|
VATICAN CITY: Rome was key for Saints Peter and Paul in their respective missions, affirmed Benedict XVI on the apostles' feast day (June 29, 2008). In a Vatican Mass celebrated in the company of the Orthodox patriarch of Constantinople, the Pope focused in the homily for Sunday's feast of Peter and Paul on the importance of Rome for both the "great princes" of the Church.
The Mass, held in St. Peter's Square, formed part of the celebrations for the inauguration of the Pauline Jubilee Year. Benedict inaugurated the Pauline year at Saturday's vespers in the Basilica of St. Paul's Outside the Walls. The jubilee runs through to June 29, 2009.
Orthodox Patriarch Bartholomew I was in Rome for the occasion, and also gave a homily at Sunday's Mass. "By their martyrdom, Peter and Paul are now part of Rome," the Pontiff said. "Through martyrdom, even Peter became a Roman citizen forever. […] By virtue of their martyrdom, Peter and Paul are in reciprocal relationship forever. They died for the one Christ and, in the witness for which they give their lives, they are one."
The Pauline Jubilee (2000)-Year is an opportunity to make progress toward full Christian unity, says a Vatican spokesman. Jesuit Fr Federico Lombardi. The priest, a director of the Vatican Press Office, said, "the solemn opening of the Pauline year, with the participation of several representatives of Christian Churches and communities and, in particular, of [Orthodox] Patriarch Bartholomew I of Constantinople, were new intense moments of ecumenical encounter."

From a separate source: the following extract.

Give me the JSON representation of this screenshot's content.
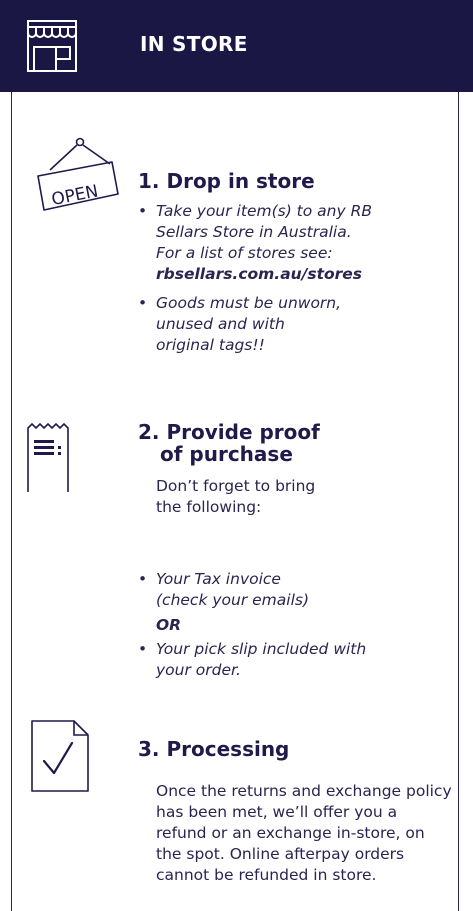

He likened it to the proclamation of the Gospel and the liturgical celebration that the degree of ecumenism among Christians can be measured, “because therein is the contact with the original community and only from there can the path toward unity begin." Bartholomew I also proclaimed the year of St. Paul for the Orthodox Church.
According to Lombardi, St. Paul, author of the most ancient and ample writings of the New Testament, impassioned and conquered by Christ, missionary of universal horizons, has shown us how to see the Church concretely as the Body of Christ. Recalling how the Apostle asked, "How could you lacerate my body?" Father Lombardi noted how the Pope asks himself and the faithful the same question.